Vulnerability identifier: #VU18334
Vulnerability risk: Medium
CVSSv3.1: 6.7 [CVSS:3.1/AV:N/AC:H/PR:N/UI:R/S:U/C:H/I:H/A:H/E:P/RL:O/RC:C]
CVE-ID:
CWE-ID:
CWE-352
Exploitation vector: Network
Exploit availability: No
Vulnerable software:
Contact Form by WD – responsive drag & drop contact form builder tool
Web applications /
Modules and components for CMS
Vendor: WebDorado Form Builder Team
Description
The vulnerability allows a remote attacker to perform cross-site request forgery attacks.
The vulnerability exists due to insufficient validation of the HTTP request origin. A remote attacker can trick the victim to visit a specially crafted web page and perform arbitrary actions on behalf of the victim on the vulnerable website.

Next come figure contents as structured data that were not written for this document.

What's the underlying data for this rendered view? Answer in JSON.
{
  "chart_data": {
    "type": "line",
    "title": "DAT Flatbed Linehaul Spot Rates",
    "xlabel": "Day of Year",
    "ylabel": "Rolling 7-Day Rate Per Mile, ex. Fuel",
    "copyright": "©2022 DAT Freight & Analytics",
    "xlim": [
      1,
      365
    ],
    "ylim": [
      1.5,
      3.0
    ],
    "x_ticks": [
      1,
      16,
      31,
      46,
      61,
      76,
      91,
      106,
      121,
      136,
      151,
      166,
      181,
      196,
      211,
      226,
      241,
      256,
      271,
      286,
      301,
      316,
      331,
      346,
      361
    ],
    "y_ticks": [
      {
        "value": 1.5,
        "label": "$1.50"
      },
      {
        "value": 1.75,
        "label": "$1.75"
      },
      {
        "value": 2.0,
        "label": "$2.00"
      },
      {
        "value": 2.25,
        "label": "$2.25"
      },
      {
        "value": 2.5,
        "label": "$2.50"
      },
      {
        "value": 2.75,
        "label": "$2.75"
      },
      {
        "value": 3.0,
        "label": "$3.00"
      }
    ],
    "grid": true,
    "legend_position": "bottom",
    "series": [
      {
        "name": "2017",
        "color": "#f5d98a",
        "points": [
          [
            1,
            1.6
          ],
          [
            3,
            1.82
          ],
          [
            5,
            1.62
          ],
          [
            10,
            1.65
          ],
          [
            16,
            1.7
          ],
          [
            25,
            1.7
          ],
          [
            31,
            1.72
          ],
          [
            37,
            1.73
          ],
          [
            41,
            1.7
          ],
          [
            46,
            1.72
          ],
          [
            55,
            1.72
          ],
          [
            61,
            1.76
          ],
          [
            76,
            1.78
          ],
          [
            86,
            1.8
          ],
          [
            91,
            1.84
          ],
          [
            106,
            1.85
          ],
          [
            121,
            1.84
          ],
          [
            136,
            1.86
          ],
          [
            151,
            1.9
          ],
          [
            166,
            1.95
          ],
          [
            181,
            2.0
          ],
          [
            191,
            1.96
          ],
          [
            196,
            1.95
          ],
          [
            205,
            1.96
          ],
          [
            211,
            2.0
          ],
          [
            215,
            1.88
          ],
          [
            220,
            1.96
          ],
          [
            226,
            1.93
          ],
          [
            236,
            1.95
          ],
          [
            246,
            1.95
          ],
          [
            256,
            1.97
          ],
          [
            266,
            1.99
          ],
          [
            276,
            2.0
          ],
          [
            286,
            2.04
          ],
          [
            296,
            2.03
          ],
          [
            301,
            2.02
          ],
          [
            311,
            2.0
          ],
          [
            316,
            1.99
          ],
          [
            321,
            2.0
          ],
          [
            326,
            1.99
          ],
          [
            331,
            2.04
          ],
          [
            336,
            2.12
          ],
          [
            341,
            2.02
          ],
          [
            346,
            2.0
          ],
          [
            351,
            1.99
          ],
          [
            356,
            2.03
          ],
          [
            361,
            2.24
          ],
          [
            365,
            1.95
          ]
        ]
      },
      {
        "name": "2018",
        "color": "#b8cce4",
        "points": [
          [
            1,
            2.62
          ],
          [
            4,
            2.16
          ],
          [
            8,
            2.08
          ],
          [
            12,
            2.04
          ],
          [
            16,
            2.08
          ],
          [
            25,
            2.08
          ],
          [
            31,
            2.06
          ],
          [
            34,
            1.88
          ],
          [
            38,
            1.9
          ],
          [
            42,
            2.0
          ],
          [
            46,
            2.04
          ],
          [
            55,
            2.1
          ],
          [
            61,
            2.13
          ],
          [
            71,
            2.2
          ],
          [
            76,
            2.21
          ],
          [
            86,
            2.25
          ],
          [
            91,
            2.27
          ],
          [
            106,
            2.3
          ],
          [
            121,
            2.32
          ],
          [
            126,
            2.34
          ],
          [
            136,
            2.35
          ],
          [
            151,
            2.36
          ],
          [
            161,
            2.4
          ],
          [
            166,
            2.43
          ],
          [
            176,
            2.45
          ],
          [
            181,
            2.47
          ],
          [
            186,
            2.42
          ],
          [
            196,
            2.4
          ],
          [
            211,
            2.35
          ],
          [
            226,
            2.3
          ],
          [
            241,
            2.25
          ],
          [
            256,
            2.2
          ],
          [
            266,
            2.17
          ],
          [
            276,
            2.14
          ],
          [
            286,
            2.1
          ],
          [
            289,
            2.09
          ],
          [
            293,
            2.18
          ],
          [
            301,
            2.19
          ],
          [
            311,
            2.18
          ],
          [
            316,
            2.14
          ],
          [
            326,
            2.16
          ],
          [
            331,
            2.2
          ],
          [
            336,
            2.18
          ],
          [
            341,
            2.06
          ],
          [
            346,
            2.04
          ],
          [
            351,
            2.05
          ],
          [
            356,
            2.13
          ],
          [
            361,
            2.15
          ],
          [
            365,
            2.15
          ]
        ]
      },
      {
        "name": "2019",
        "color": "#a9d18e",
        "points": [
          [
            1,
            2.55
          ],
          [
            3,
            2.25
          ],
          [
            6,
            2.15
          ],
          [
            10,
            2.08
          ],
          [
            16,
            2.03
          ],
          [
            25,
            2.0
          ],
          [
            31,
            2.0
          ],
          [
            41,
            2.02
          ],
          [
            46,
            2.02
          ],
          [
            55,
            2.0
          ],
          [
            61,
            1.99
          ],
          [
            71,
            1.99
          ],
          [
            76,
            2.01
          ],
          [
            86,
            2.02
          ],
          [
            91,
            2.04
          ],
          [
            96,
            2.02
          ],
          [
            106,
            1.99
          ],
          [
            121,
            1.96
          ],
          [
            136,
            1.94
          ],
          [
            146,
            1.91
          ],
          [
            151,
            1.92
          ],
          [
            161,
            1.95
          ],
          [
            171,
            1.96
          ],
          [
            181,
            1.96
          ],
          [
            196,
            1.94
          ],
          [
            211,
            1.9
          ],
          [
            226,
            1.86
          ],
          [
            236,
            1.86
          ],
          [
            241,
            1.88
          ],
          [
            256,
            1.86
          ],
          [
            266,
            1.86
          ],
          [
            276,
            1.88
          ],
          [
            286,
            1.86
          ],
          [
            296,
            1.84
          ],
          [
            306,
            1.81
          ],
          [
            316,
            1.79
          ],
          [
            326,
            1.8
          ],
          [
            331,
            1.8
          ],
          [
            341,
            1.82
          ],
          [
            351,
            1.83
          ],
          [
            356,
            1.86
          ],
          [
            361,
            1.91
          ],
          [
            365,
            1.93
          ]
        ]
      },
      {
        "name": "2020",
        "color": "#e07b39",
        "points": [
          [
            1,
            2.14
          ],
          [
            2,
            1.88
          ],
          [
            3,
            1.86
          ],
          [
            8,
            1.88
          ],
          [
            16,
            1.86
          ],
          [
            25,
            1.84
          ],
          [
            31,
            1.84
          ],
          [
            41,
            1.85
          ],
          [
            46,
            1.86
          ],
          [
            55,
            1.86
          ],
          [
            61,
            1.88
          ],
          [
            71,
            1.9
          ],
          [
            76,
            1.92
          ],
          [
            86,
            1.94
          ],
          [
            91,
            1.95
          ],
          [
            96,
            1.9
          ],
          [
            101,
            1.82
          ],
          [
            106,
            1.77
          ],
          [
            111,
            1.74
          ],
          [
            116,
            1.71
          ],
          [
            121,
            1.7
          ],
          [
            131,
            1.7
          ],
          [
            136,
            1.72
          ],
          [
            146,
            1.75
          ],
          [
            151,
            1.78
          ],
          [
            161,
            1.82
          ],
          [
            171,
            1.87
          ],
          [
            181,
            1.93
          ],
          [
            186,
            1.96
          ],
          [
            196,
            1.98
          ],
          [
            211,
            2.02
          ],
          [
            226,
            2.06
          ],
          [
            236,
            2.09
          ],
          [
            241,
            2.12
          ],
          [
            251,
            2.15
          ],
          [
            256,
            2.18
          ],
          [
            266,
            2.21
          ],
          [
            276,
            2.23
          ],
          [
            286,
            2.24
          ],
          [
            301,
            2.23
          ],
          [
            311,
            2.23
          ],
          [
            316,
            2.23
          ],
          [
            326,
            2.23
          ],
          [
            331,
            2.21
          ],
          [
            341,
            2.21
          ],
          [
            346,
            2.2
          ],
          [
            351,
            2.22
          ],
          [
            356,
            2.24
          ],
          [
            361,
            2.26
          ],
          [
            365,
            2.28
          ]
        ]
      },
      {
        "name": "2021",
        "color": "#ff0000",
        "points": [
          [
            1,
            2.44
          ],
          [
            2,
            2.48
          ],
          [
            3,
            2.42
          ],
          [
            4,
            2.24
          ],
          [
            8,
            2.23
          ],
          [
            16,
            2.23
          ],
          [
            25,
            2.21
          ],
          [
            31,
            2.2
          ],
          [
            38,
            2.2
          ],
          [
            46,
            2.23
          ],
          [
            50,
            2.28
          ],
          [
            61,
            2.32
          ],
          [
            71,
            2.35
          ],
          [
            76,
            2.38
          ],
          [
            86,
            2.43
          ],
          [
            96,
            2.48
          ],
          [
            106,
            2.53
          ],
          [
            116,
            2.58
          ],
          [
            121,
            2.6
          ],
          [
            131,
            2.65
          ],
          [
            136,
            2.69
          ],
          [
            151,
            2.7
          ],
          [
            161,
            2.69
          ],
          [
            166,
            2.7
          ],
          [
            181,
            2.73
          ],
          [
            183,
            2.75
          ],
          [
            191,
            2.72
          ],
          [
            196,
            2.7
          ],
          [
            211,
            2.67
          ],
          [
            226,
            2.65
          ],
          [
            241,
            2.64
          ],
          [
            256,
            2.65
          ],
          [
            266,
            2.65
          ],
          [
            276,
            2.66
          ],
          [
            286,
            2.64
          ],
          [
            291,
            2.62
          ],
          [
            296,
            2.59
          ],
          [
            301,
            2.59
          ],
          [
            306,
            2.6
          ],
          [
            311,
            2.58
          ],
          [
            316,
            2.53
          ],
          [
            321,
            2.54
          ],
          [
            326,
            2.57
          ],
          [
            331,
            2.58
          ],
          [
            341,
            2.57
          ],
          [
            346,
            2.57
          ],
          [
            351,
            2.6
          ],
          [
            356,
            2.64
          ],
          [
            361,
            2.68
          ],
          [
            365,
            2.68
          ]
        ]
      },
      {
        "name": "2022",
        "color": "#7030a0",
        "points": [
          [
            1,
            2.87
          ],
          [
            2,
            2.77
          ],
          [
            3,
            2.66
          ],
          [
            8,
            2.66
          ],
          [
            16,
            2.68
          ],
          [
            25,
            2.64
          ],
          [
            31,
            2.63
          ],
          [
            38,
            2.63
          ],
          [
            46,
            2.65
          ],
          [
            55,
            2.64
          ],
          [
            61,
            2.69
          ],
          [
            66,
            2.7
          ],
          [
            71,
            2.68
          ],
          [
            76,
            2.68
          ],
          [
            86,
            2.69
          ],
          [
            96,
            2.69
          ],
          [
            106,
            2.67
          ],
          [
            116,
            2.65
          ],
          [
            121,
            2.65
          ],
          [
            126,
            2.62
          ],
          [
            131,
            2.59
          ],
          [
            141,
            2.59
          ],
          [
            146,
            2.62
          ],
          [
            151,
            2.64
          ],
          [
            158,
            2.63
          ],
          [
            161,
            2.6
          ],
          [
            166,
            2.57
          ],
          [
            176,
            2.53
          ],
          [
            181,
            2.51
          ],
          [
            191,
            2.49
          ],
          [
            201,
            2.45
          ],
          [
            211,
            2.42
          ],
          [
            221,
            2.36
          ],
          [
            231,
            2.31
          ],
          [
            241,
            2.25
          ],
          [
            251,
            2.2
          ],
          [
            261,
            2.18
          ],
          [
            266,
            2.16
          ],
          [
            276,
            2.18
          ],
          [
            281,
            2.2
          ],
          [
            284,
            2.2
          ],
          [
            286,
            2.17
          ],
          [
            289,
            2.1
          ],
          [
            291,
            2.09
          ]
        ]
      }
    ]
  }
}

The following AJAX actions are vulnerable:
manage_fm
get_stats
generete_csv
generete_xml
formmakerwdcaptcha
nopriv_formmakerwdcaptcha
formmakerwdmathcaptcha
nopriv_formmakerwdmathcaptcha
product_option
FormMakerEditCountryinPopup
FormMakerMapEditinPopup
FormMakerIpinfoinPopup
show_matrix
FormMakerSubmits
FormMakerSQLMapping
select_data_from_db
manage
only in the paid version:
paypal_info
checkpaypal
nopriv_checkpaypal
get_frontend_stats
nopriv_get_frontend_stats
frontend_show_map
nopriv_frontend_show_map
frontend_show_matrix
nopriv_frontend_show_matrix
frontend_paypal_info
nopriv_frontend_paypal_info
frontend_generate_csv
nopriv_frontend_generate_csv
frontend_generate_xml
nopriv_frontend_generate_xml
FMShortocde
wd_bp_dismiss
Mitigation
Install updates from vendor's website.
Vulnerable software versions
Contact Form by WD – responsive drag & drop contact form builder tool: 1.5 - 1.13.4
External links
http://wpvulndb.com/vulnerabilities/9252/
Can this vulnerability be exploited remotely?
Yes. This vulnerability can be exploited by a remote non-authenticated attacker via the Internet.
Is there known malware, which exploits this vulnerability?
No. We are not aware of malware exploiting this vulnerability. However, proof of concept for this vulnerability is available.